Vascular Changes Are A Key Contributor To And Novel Drug Target For Interferon-alpha Induced Neurological Disease
Funder
National Health and Medical Research Council
Funding Amount
$1,245,401.00
Summary
Type I interferons (IFN-Is) contribute to wide range of neurological diseases including ageing and neurodegeneration. At its extreme IFN-I-mediated neurodegeneration is known as 'interferonopathy'. The mechanisms of how IFN-Is drive disease are unclear, making causal treatment difficult. We have recently uncovered ground-breaking evidence that abnormal blood vessels are a key contributor to the disease. Here, we will investigate novel treatment targets for patients with interferonopathies.

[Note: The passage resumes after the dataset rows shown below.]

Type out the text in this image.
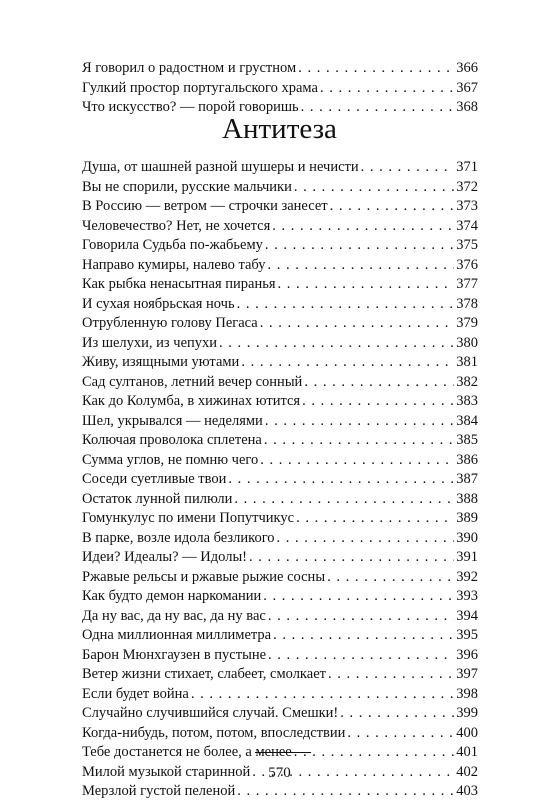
Я говорил о радостном и грустном . . .	366
Гулкий простор португальского храма . . .	367
Что искусство? — порой говоришь . . .	368
Антитеза
Душа, от шашней разной шушеры и нечисти . . .	371
Вы не спорили, русские мальчики . . .	372
В Россию — ветром — строчки занесет . . .	373
Человечество? Нет, не хочется . . .	374
Говорила Судьба по-жабьему . . .	375
Направо кумиры, налево табу . . .	376
Как рыбка ненасытная пиранья . . .	377
И сухая ноябрьская ночь . . .	378
Отрубленную голову Пегаса . . .	379
Из шелухи, из чепухи . . .	380
Живу, изящными уютами . . .	381
Сад султанов, летний вечер сонный . . .	382
Как до Колумба, в хижинах ютится . . .	383
Шел, укрывался — неделями . . .	384
Колючая проволока сплетена . . .	385
Сумма углов, не помню чего . . .	386
Соседи суетливые твои . . .	387
Остаток лунной пилюли . . .	388
Гомункулус по имени Попутчикус . . .	389
В парке, возле идола безликого . . .	390
Идеи? Идеалы? — Идолы! . . .	391
Ржавые рельсы и ржавые рыжие сосны . . .	392
Как будто демон наркомании . . .	393
Да ну вас, да ну вас, да ну вас . . .	394
Одна миллионная миллиметра . . .	395
Барон Мюнхгаузен в пустыне . . .	396
Ветер жизни стихает, слабеет, смолкает . . .	397
Если будет война . . .	398
Случайно случившийся случай. Смешки! . . .	399
Когда-нибудь, потом, потом, впоследствии . . .	400
Тебе достанется не более, а менее . . .	401
Милой музыкой старинной . . .	402
Мерзлой густой пеленой . . .	403
570
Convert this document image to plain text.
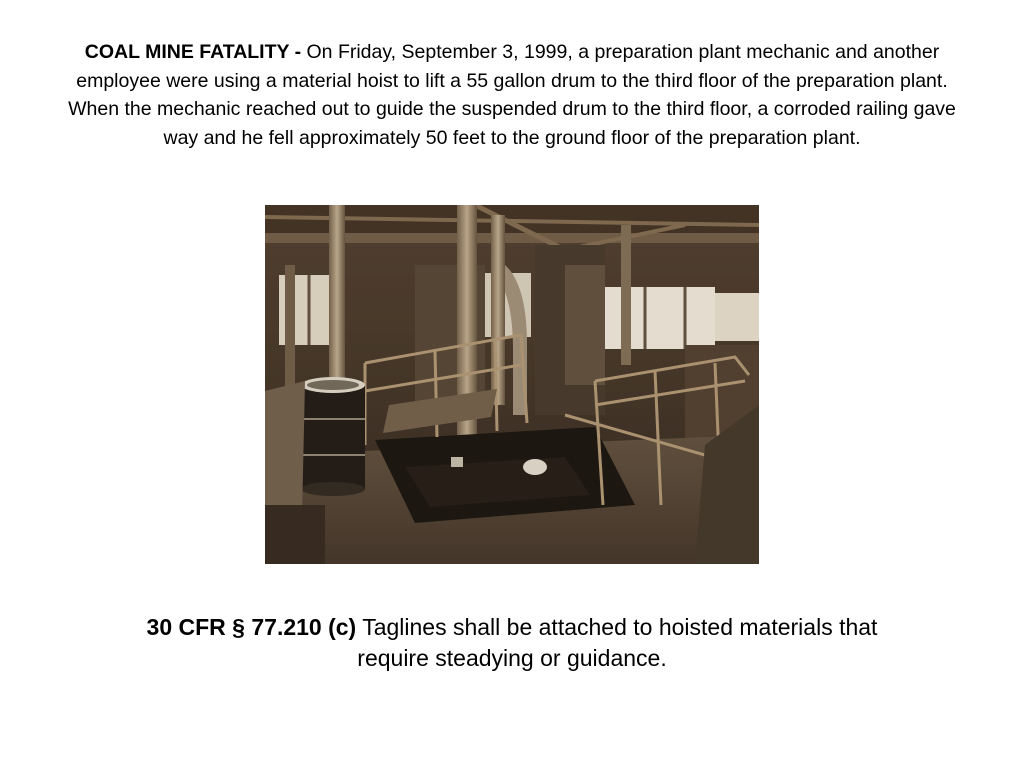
COAL MINE FATALITY - On Friday, September 3, 1999, a preparation plant mechanic and another employee were using a material hoist to lift a 55 gallon drum to the third floor of the preparation plant. When the mechanic reached out to guide the suspended drum to the third floor, a corroded railing gave way and he fell approximately 50 feet to the ground floor of the preparation plant.

30 CFR § 77.210 (c) Taglines shall be attached to hoisted materials that require steadying or guidance.
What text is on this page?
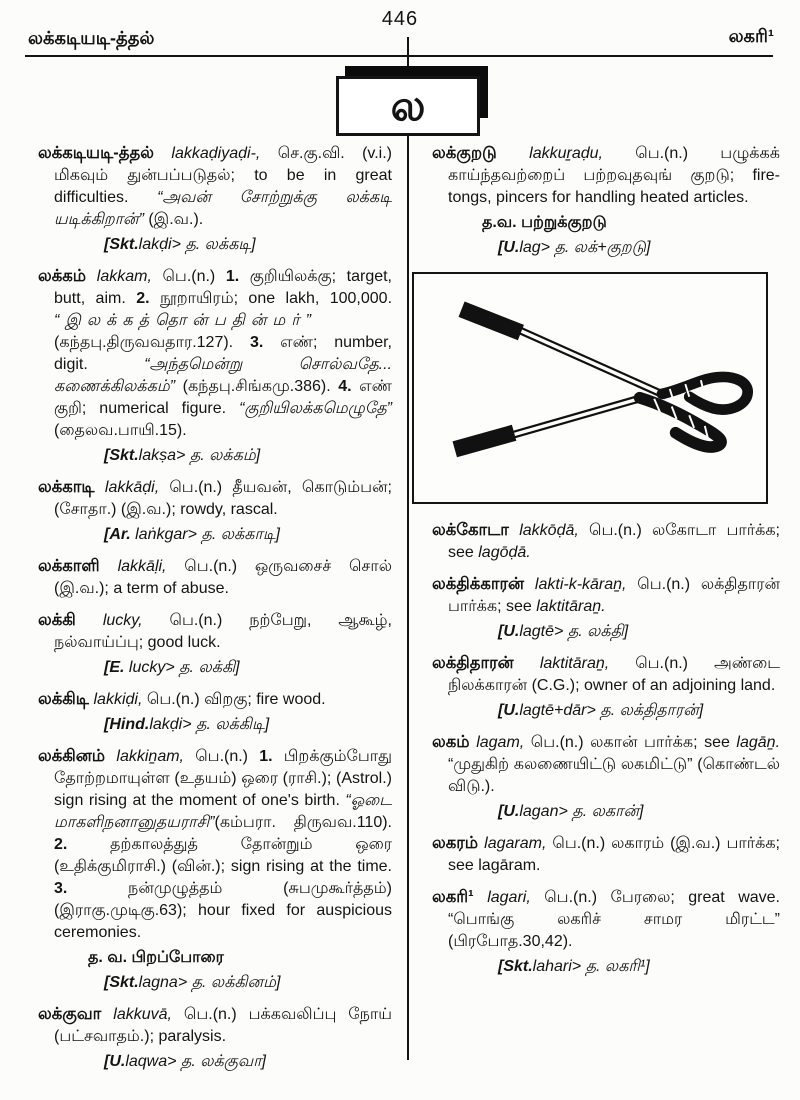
லக்கடியடி-த்தல்
446
லகரி¹
ல

லக்கடியடி-த்தல் lakkaḍiyaḍi-, செ.கு.வி. (v.i.) மிகவும் துன்பப்படுதல்; to be in great difficulties. “அவன் சோற்றுக்கு லக்கடி யடிக்கிறான்” (இ.வ.).

[Skt.lakḍi> த. லக்கடி]

லக்கம் lakkam, பெ.(n.) 1. குறியிலக்கு; target, butt, aim. 2. நூறாயிரம்; one lakh, 100,000. “இலக்கத்தொன்பதின்மர்” (கந்தபு.திருவவதார.127). 3. எண்; number, digit. “அந்தமென்று சொல்வதே... கணைக்கிலக்கம்” (கந்தபு.சிங்கமு.386). 4. எண் குறி; numerical figure. “குறியிலக்கமெழுதே” (தைலவ.பாயி.15).

[Skt.lakṣa> த. லக்கம்]

லக்காடி lakkāḍi, பெ.(n.) தீயவன், கொடும்பன்; (சோதா.) (இ.வ.); rowdy, rascal.

[Ar. laṅkgar> த. லக்காடி]

லக்காளி lakkāḷi, பெ.(n.) ஒருவசைச் சொல் (இ.வ.); a term of abuse.

லக்கி lucky, பெ.(n.) நற்பேறு, ஆகூழ், நல்வாய்ப்பு; good luck.

[E. lucky> த. லக்கி]

லக்கிடி lakkiḍi, பெ.(n.) விறகு; fire wood.

[Hind.lakḍi> த. லக்கிடி]

லக்கினம் lakkiṉam, பெ.(n.) 1. பிறக்கும்போது தோற்றமாயுள்ள (உதயம்) ஒரை (ராசி.); (Astrol.) sign rising at the moment of one's birth. “ஓடை மாகளிநனானுதயராசி”(கம்பரா. திருவவ.110). 2. தற்காலத்துத் தோன்றும் ஒரை (உதிக்குமிராசி.) (வின்.); sign rising at the time. 3. நன்முழுத்தம் (சுபமுகூர்த்தம்) (இராகு.முடிகு.63); hour fixed for auspicious ceremonies.

த. வ. பிறப்போரை

[Skt.lagna> த. லக்கினம்]

லக்குவா lakkuvā, பெ.(n.) பக்கவலிப்பு நோய் (பட்சவாதம்.); paralysis.

[U.laqwa> த. லக்குவா]

லக்குறடு lakkuṟaḍu, பெ.(n.) பழுக்கக் காய்ந்தவற்றைப் பற்றவுதவுங் குறடு; fire-tongs, pincers for handling heated articles.

த.வ. பற்றுக்குறடு

[U.lag> த. லக்+குறடு]

லக்கோடா lakkōḍā, பெ.(n.) லகோடா பார்க்க; see lagōḍā.

லக்திக்காரன் lakti-k-kāraṉ, பெ.(n.) லக்திதாரன் பார்க்க; see laktitāraṉ.

[U.lagtē> த. லக்தி]

லக்திதாரன் laktitāraṉ, பெ.(n.) அண்டை நிலக்காரன் (C.G.); owner of an adjoining land.

[U.lagtē+dār> த. லக்திதாரன்]

லகம் lagam, பெ.(n.) லகான் பார்க்க; see lagāṉ. “முதுகிற் கலணையிட்டு லகமிட்டு” (கொண்டல் விடு.).

[U.lagan> த. லகான்]

லகரம் lagaram, பெ.(n.) லகாரம் (இ.வ.) பார்க்க; see lagāram.

லகரி¹ lagari, பெ.(n.) பேரலை; great wave. “பொங்கு லகரிச் சாமர மிரட்ட” (பிரபோத.30,42).

[Skt.lahari> த. லகரி¹]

Deadly Commute - Targeting The Trafficking Mechanisms That Licence Inflammatory Cell Death
Funder
National Health and Medical Research Council
Funding Amount
$774,544.00
Summary
MLKL is a protein naturally found inside cells. MLKL is activated by inflammation. Once activated, MLKL relocates to the outer periphery of cells and kills them. Gut cells are especially vulnerable to death-by-MLKL and this problem causes Inflammatory Bowel Disease. Using cutting edge microscopy, we have discovered how MLKL moves to the periphery of cells prior to killing them. We will test if blocking this movement of MLKL to the cell periphery stops gut death and Inflammatory Bowel Disease.

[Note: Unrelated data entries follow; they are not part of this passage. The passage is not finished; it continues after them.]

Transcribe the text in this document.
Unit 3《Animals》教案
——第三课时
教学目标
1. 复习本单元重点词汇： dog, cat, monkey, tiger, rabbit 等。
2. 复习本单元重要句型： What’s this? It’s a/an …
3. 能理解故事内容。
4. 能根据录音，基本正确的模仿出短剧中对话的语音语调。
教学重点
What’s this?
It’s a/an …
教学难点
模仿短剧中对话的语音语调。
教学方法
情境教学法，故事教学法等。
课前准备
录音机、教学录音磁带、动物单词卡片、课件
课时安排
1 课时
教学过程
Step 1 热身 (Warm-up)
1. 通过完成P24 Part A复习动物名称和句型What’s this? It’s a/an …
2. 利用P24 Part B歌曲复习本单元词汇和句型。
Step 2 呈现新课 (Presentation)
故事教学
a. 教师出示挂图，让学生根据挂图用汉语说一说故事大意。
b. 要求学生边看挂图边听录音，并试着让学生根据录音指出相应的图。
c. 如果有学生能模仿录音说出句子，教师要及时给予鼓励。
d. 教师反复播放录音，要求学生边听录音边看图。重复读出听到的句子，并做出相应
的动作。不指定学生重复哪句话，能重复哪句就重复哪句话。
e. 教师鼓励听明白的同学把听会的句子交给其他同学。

A Novel Interaction Between The Immune And Vascular Systems In Early-onset Preeclampsia; An Opportunity For New Treatments?
Funder
National Health and Medical Research Council
Funding Amount
$921,623.00
Summary
Preeclampsia is a pregnancy complication that leads to poor birth outcomes and elevated lifelong cardiovascular disease risk in 4 million women each year. It has no cure and treatments are limited because the causal mechanisms are not understood. We have identified a specialised immune cell in the mother's blood that assists blood vessels to function properly in pregnancy. We will assess whether interventions to enhance these cells can improve poor blood vessel function and pregnancy outcomes.

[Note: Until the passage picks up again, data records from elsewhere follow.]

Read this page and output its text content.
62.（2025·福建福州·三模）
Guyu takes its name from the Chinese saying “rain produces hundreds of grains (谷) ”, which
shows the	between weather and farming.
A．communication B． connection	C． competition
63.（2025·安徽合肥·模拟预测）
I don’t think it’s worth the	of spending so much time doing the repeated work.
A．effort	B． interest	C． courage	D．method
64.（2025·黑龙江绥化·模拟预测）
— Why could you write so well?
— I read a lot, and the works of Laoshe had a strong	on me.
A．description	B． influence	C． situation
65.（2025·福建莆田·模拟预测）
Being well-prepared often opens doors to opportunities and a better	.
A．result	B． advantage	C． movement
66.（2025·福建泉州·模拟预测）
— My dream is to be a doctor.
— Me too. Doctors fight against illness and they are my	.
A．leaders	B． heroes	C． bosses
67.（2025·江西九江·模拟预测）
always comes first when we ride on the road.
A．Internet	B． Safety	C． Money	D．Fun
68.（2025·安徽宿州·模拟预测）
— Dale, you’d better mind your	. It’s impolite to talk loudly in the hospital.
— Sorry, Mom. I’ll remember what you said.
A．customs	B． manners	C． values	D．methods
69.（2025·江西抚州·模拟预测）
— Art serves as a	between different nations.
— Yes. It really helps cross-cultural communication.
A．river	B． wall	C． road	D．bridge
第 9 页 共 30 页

Identification Of Novel Mediators Of Bone Catch-up Growth
Funder
National Health and Medical Research Council
Funding Amount
$1,043,810.00
Summary
Musculoskeletal growth disorders cause significant suffering in children and impair new workforce generations before their working life starts. Despite this relevance, non-invasive methods to induce growth recovery of impaired bones are an unmet need, as we lack sufficient understanding of how this process works. To address this knowledge gap, we generated mouse models that will allow us to reveal foetal mediators of compensatory growth that could be reactivated postnatally to boost bone growth.